A novel SMARCAL1 mutation associated with a mild phenotype of Schimke immuno-osseous dysplasia (SIOD)
1 Unit of Pediatric Nephrology, University Hospital “Policlinico Consorziale - Giovanni XXIII”, Bari, Italy
2 Center for Renal Immunopathology, Molecular Diagnostics and Regenerative Medicine, Bari-Foggia, Italy
3 Unit of Nephrology, Dialysis and Transplantation, Department of Emergency and Organ Transplantation - University “Aldo Moro”, Bari, Italy
BMC Nephrology 2014, 15:41 doi:10.1186/1471-2369-15-41Published: 3 March 2014
Schimke immuno-osseous dysplasia (SIOD, OMIM #242900) is an autosomal-recessive pleiotropic disorder characterized by spondyloepiphyseal dysplasia, renal dysfunction and T-cell immunodeficiency. SIOD is caused by mutations in the gene SMARCAL1.
We report the clinical and genetic diagnosis of a 5-years old girl with SIOD, referred to our Center because of nephrotic-range proteinuria occasionally detected during the follow-up for congenital hypothyroidism. Mutational analysis of SMARCAL1 gene was performed by polymerase chain reaction (PCR) and bidirectional sequencing. Sequence analysis revealed that patient was compound heterozygous for two SMARCAL1 mutations: a novel missense change (p.Arg247Pro) and a well-known nonsense mutation (p.Glu848*).

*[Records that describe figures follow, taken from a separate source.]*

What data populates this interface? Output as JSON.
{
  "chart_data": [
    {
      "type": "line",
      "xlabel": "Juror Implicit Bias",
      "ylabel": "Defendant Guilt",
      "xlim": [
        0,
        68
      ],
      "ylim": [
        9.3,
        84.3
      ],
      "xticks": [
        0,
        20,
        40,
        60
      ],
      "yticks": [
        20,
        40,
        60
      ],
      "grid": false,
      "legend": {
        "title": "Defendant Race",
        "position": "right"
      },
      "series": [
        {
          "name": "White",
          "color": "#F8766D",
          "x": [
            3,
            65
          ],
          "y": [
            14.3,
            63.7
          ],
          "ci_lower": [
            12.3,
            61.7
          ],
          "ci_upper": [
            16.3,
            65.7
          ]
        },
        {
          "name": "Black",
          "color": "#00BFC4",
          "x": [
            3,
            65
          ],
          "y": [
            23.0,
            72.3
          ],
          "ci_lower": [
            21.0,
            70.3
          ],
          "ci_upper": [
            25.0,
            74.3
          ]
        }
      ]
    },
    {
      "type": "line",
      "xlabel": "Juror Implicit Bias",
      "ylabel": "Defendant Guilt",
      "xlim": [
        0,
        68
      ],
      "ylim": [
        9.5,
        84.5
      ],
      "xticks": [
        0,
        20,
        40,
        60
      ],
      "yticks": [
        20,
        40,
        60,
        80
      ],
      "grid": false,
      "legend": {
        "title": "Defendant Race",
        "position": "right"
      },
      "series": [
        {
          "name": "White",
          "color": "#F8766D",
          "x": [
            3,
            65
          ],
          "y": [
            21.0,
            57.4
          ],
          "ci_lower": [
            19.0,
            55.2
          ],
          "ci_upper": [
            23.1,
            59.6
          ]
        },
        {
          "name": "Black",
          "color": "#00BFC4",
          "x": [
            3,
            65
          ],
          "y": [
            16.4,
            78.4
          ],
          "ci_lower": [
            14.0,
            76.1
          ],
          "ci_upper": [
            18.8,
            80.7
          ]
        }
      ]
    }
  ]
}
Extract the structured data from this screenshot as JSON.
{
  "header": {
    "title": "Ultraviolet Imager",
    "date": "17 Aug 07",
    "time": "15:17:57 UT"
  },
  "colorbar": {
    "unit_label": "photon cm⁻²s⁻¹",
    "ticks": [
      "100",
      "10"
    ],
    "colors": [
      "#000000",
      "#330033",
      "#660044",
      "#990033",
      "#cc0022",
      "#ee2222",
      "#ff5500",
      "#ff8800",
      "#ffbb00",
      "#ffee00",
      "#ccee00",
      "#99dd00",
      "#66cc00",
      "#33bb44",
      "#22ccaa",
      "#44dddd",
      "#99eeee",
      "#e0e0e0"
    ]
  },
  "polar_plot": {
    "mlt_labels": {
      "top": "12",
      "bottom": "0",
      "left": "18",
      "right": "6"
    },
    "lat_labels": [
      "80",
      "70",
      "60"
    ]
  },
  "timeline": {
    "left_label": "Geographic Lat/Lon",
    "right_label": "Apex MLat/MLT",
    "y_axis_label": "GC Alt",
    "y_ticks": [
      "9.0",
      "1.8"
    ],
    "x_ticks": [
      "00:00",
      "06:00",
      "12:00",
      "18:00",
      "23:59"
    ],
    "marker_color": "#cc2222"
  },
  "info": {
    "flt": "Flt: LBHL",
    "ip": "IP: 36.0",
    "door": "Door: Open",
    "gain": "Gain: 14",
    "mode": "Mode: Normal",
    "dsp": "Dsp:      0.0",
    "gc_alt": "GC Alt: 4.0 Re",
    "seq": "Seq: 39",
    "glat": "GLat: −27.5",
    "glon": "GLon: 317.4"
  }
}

This report provided the clinical and genetic description of a mild phenotype of Schimke immuno-osseous dysplasia associated with nephrotic proteinuria, decreasing after combined therapy with ACE inhibitors and sartans. Our experience highlighted the importance of detailed clinical evaluation, appropriate genetic counseling and molecular testing, to provide timely treatment and more accurate prognosis.